Givenchy F/W 2016
Round ‘Bout 6AM in Metal Moroccan
This show by a French couture house was about its Italian designer Riccardo Tisci’s love of Berlin – especially those moments about 6AM in a very darkened club.
And the kinkier the better, as was clear from the invitation’s saucy photo of a gal in fishnet stockings and nothing else, covered up with a daub of pink.
The same kissing of which the entire set and lighting was made at this important show. Important because of the way Tisci fueled the collection with teenage energy and urban party tailoring.
Take his color palette – not your usual black but fiery brass cowboy belts or battered cooper studding – all spread over Sheriff’s jackets, see through rambler’s chiffon shirts and mean Edwardian undertaker redingotes. Even a half dozen women’s couture passages glistened in copper.
Put together with lots of unexpected materials from burnish Cuban heel pony skin boots to Donegal tweed coats. Amidst the resurgence of logos, Riccardo plastered the brand name over padded nylon flight jackets, some cut like marquetry in the form of human musculature.

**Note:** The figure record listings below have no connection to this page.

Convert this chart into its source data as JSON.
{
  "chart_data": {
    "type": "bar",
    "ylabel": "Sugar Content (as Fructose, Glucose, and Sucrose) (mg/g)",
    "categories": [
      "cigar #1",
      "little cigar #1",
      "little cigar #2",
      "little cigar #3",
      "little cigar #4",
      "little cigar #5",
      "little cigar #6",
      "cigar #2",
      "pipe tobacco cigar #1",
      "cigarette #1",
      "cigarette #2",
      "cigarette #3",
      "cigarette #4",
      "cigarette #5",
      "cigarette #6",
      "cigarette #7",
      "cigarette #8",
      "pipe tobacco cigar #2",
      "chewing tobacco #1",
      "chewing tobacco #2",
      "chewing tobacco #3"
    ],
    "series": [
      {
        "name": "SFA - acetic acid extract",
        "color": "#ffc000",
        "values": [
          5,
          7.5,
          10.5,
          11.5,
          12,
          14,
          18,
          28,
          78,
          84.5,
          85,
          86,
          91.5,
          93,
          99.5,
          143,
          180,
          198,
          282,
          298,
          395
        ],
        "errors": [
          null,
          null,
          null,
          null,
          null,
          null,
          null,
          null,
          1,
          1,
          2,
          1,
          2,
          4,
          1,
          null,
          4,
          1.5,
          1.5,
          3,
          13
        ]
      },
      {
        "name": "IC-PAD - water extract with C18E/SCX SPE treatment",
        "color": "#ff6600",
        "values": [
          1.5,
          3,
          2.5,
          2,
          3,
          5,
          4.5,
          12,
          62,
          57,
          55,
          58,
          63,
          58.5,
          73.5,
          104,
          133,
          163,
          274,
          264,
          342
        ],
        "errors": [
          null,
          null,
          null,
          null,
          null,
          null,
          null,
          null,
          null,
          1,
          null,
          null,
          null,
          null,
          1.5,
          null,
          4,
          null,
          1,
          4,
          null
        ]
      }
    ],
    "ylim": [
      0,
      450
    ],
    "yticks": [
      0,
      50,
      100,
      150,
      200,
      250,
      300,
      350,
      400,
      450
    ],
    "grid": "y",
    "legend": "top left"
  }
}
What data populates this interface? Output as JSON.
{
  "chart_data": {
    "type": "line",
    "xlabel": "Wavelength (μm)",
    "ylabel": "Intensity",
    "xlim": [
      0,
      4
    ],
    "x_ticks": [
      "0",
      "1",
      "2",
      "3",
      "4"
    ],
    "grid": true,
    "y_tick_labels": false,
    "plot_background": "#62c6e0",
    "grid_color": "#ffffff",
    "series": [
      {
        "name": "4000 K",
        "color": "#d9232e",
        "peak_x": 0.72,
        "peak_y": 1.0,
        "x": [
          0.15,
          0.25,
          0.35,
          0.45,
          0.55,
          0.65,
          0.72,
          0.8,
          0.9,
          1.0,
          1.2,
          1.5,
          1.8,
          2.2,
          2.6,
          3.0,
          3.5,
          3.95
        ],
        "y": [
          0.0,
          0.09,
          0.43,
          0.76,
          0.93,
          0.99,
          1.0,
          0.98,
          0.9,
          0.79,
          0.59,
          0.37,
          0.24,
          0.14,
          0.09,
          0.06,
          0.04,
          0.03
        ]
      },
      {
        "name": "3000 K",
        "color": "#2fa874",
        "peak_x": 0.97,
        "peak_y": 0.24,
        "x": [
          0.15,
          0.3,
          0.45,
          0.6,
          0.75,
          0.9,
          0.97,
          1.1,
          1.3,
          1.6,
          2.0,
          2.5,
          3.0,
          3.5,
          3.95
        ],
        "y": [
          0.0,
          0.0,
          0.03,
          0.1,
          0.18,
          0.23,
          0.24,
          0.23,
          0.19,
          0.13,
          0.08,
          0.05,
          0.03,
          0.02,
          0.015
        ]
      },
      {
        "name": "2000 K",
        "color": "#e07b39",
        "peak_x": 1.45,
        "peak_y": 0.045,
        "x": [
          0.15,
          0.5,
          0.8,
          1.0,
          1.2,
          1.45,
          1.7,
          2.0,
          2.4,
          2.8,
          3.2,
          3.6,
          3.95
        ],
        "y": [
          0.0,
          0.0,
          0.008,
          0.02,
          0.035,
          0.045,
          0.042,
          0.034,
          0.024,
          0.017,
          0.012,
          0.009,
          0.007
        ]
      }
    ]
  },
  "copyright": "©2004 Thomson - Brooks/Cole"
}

Men’s fashion has been dominated with appliqués and Western motifs this season, but Tisci looked to the rebellious aesthetic of the giant after-hours techno clubs of Berlin.
“I’ve been spending lots of time in Berlin and I love their sense of freedom; their dark, earthy Germanic colors. Plus this is my own take on Metallic and Iron Maiden,” winked Tisci, a swirl of editors sweeping around him, seconds after posing for Asap Rocky.